For more information about these properties, see http://spark.apache.org/docs/2.4.8/configuration.html.
-
Create jobs that clean up or archive the following directories listed in Table 1:
- $SPARK_LOG_DIR
- $SPARK_WORKER_DIR, if not configured to be cleaned by Spark properties
- $SPARK_LOCAL_DIRS
z/OS® UNIX ships
a sample script, skulker, that you can use as written or modify to suit your
needs. The -R option can be useful, as Spark files are often nested in
subdirectories. You can schedule skulker to run regularly from
cron or other in-house automation tooling. You can find a
sample skulker script in the /samples directory. For more
information about skulker, see "skulker - Remove old files from a directory" in
z/OS UNIX System Services Command Reference.
- Optional:
Periodically check all file systems involved in Spark (such as
$SPARK_HOME and any others mounted under it or elsewhere).

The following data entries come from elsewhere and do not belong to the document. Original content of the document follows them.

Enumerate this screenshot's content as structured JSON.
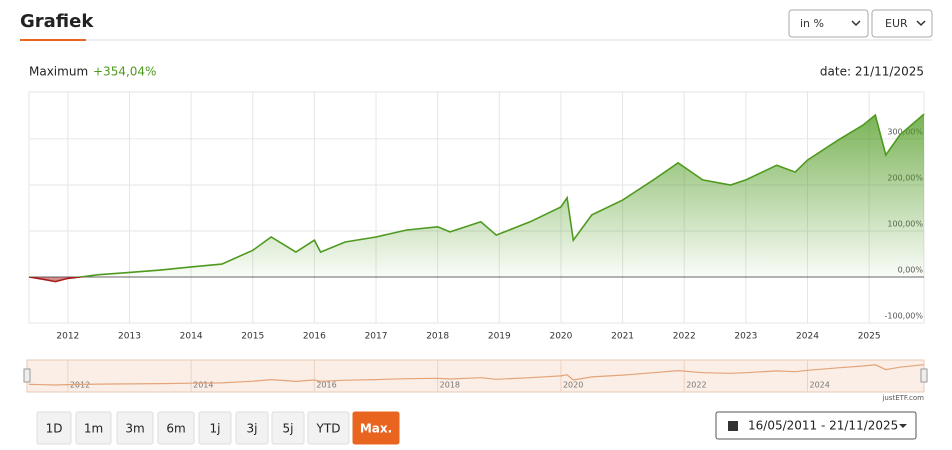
{
  "header": {
    "title": "Grafiek",
    "unit_select": "in %",
    "currency_select": "EUR"
  },
  "summary": {
    "label": "Maximum",
    "value": "+354,04%",
    "date": "date: 21/11/2025"
  },
  "chart_data": {
    "type": "line",
    "x": [
      2011.37,
      2011.6,
      2011.8,
      2012.0,
      2012.2,
      2012.5,
      2013.0,
      2013.5,
      2014.0,
      2014.5,
      2015.0,
      2015.3,
      2015.7,
      2016.0,
      2016.1,
      2016.5,
      2017.0,
      2017.5,
      2018.0,
      2018.2,
      2018.7,
      2018.95,
      2019.5,
      2020.0,
      2020.1,
      2020.2,
      2020.5,
      2021.0,
      2021.5,
      2021.9,
      2022.3,
      2022.75,
      2023.0,
      2023.5,
      2023.8,
      2024.0,
      2024.5,
      2024.9,
      2025.1,
      2025.27,
      2025.5,
      2025.89
    ],
    "series": [
      {
        "color": "#4e9a1f",
        "negative_color": "#a61c1c",
        "values": [
          0,
          -5,
          -10,
          -3,
          0,
          5,
          10,
          15,
          22,
          28,
          58,
          87,
          54,
          80,
          54,
          76,
          87,
          102,
          109,
          98,
          120,
          91,
          120,
          152,
          172,
          80,
          135,
          167,
          211,
          248,
          211,
          200,
          211,
          243,
          228,
          254,
          298,
          330,
          352,
          265,
          309,
          354
        ]
      }
    ],
    "xlim": [
      2011.37,
      2025.89
    ],
    "xticks": [
      2012,
      2013,
      2014,
      2015,
      2016,
      2017,
      2018,
      2019,
      2020,
      2021,
      2022,
      2023,
      2024,
      2025
    ],
    "ylim": [
      -100,
      402
    ],
    "yticks": [
      {
        "value": -100,
        "label": "-100,00%"
      },
      {
        "value": 0,
        "label": "0,00%"
      },
      {
        "value": 100,
        "label": "100,00%"
      },
      {
        "value": 200,
        "label": "200,00%"
      },
      {
        "value": 300,
        "label": "300,00%"
      }
    ],
    "grid": true
  },
  "navigator": {
    "xticks": [
      2012,
      2014,
      2016,
      2018,
      2020,
      2022,
      2024
    ],
    "color": "#e3a47a",
    "credit": "justETF.com"
  },
  "buttons": [
    "1D",
    "1m",
    "3m",
    "6m",
    "1j",
    "3j",
    "5j",
    "YTD",
    "Max."
  ],
  "date_range": "16/05/2011 - 21/11/2025"
}
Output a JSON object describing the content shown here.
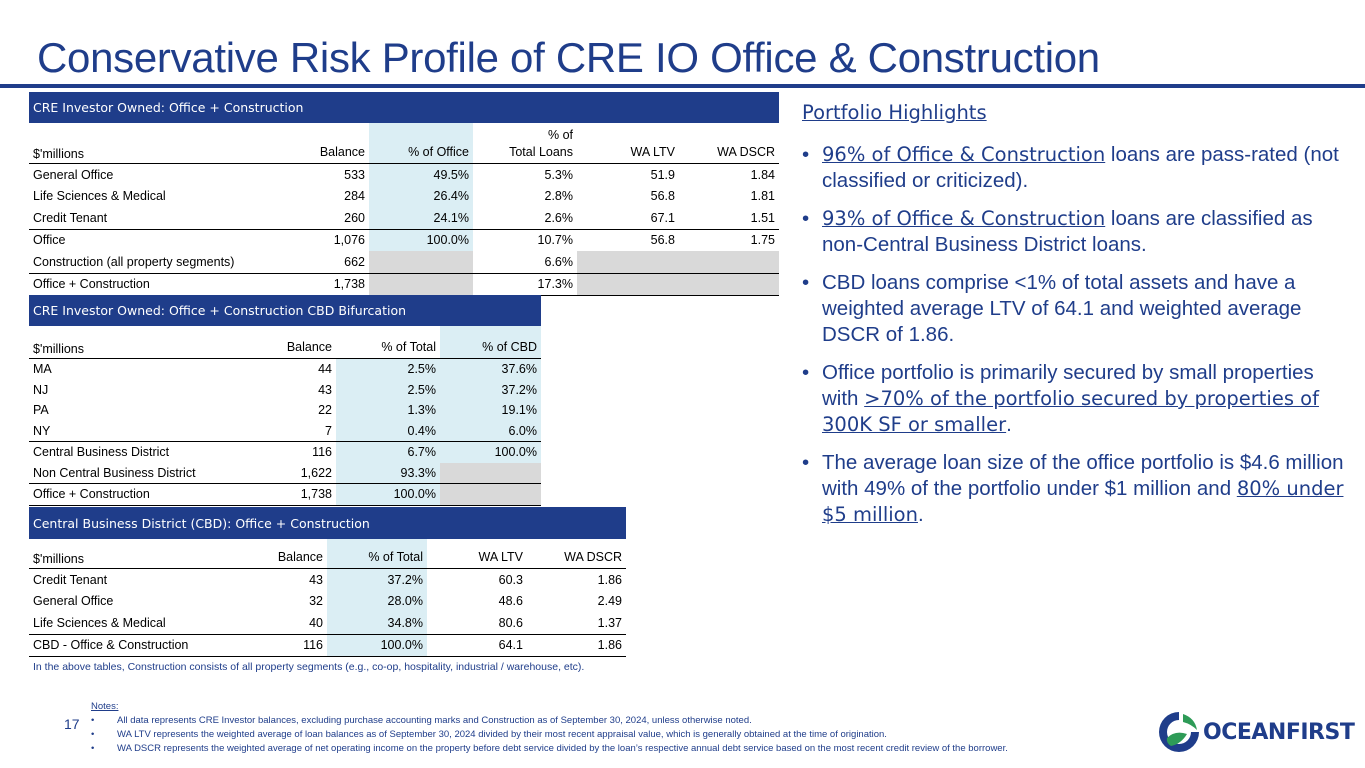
{
  "title": "Conservative Risk Profile of CRE IO Office & Construction",
  "table1": {
    "header": "CRE Investor Owned: Office + Construction",
    "col_unit": "$'millions",
    "col_balance": "Balance",
    "col_pct_office": "% of Office",
    "col_pct_total_l1": "% of",
    "col_pct_total_l2": "Total Loans",
    "col_ltv": "WA LTV",
    "col_dscr": "WA DSCR",
    "rows": [
      {
        "name": "General Office",
        "balance": "533",
        "pct_office": "49.5%",
        "pct_total": "5.3%",
        "ltv": "51.9",
        "dscr": "1.84"
      },
      {
        "name": "Life Sciences & Medical",
        "balance": "284",
        "pct_office": "26.4%",
        "pct_total": "2.8%",
        "ltv": "56.8",
        "dscr": "1.81"
      },
      {
        "name": "Credit Tenant",
        "balance": "260",
        "pct_office": "24.1%",
        "pct_total": "2.6%",
        "ltv": "67.1",
        "dscr": "1.51"
      },
      {
        "name": "Office",
        "balance": "1,076",
        "pct_office": "100.0%",
        "pct_total": "10.7%",
        "ltv": "56.8",
        "dscr": "1.75"
      },
      {
        "name": "Construction (all property segments)",
        "balance": "662",
        "pct_office": "",
        "pct_total": "6.6%",
        "ltv": "",
        "dscr": ""
      },
      {
        "name": "Office + Construction",
        "balance": "1,738",
        "pct_office": "",
        "pct_total": "17.3%",
        "ltv": "",
        "dscr": ""
      }
    ]
  },
  "table2": {
    "header": "CRE Investor Owned: Office + Construction CBD Bifurcation",
    "col_unit": "$'millions",
    "col_balance": "Balance",
    "col_pct_total": "% of Total",
    "col_pct_cbd": "% of CBD",
    "rows": [
      {
        "name": "MA",
        "balance": "44",
        "pct_total": "2.5%",
        "pct_cbd": "37.6%"
      },
      {
        "name": "NJ",
        "balance": "43",
        "pct_total": "2.5%",
        "pct_cbd": "37.2%"
      },
      {
        "name": "PA",
        "balance": "22",
        "pct_total": "1.3%",
        "pct_cbd": "19.1%"
      },
      {
        "name": "NY",
        "balance": "7",
        "pct_total": "0.4%",
        "pct_cbd": "6.0%"
      },
      {
        "name": "Central Business District",
        "balance": "116",
        "pct_total": "6.7%",
        "pct_cbd": "100.0%"
      },
      {
        "name": "Non Central Business District",
        "balance": "1,622",
        "pct_total": "93.3%",
        "pct_cbd": ""
      },
      {
        "name": "Office + Construction",
        "balance": "1,738",
        "pct_total": "100.0%",
        "pct_cbd": ""
      }
    ]
  },
  "table3": {
    "header": "Central Business District (CBD): Office + Construction",
    "col_unit": "$'millions",
    "col_balance": "Balance",
    "col_pct_total": "% of Total",
    "col_ltv": "WA LTV",
    "col_dscr": "WA DSCR",
    "rows": [
      {
        "name": "Credit Tenant",
        "balance": "43",
        "pct_total": "37.2%",
        "ltv": "60.3",
        "dscr": "1.86"
      },
      {
        "name": "General Office",
        "balance": "32",
        "pct_total": "28.0%",
        "ltv": "48.6",
        "dscr": "2.49"
      },
      {
        "name": "Life Sciences & Medical",
        "balance": "40",
        "pct_total": "34.8%",
        "ltv": "80.6",
        "dscr": "1.37"
      },
      {
        "name": "CBD - Office & Construction",
        "balance": "116",
        "pct_total": "100.0%",
        "ltv": "64.1",
        "dscr": "1.86"
      }
    ]
  },
  "footnote": "In the above tables, Construction consists of all property segments (e.g., co-op, hospitality, industrial / warehouse, etc).",
  "highlights": {
    "title": "Portfolio Highlights",
    "b1_u": "96% of Office & Construction",
    "b1_rest": " loans are pass-rated (not classified or criticized).",
    "b2_u": "93% of Office & Construction",
    "b2_rest": " loans are classified as non-Central Business District loans.",
    "b3": "CBD loans comprise <1% of total assets and have a weighted average LTV of 64.1 and weighted average DSCR of 1.86.",
    "b4_pre": "Office portfolio is primarily secured by small properties with ",
    "b4_u": ">70% of the portfolio secured by properties of 300K SF or smaller",
    "b4_post": ".",
    "b5_pre": "The average loan size of the office portfolio is $4.6 million with 49% of the portfolio under $1 million and ",
    "b5_u": "80% under $5 million",
    "b5_post": "."
  },
  "page_number": "17",
  "notes": {
    "title": "Notes:",
    "items": [
      "All data represents CRE Investor balances, excluding purchase accounting marks and Construction as of September 30, 2024, unless otherwise noted.",
      "WA LTV represents the weighted average of loan balances as of September 30, 2024 divided by their most recent appraisal value, which is generally obtained at the time of origination.",
      "WA DSCR represents the weighted average of net operating income on the property before debt service divided by the loan’s respective annual debt service based on the most recent credit review of the borrower."
    ]
  },
  "logo": {
    "text_main": "OCEAN",
    "text_bold": "FIRST"
  },
  "colors": {
    "brand": "#1f3d8a",
    "shade": "#dbeef4",
    "gray": "#d9d9d9",
    "logo_green": "#2e9b57"
  }
}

- You can specify the FSFULL parameter for a file system to that it generates operator messages as
the file system reaches a user-specified threshold.
- Look for the number of extents, which can impact I/O performance for the disks involved. Perform
these steps to reduce the number of extents:
- Create and mount a new zFS.
- Use copytree, tar, or similar utilities to copy the key
directories from the old file system to the new one.
- Unmount the old file system and re-mount the new file system in its place.
For more information, see "Managing File System Size" in z/OS DFSMSdfp Advanced Services.
Note: Update the
BPXPRMxx member of parmlib with the new file systems.
Results
You have completed the customization of your Apache Spark directory structure.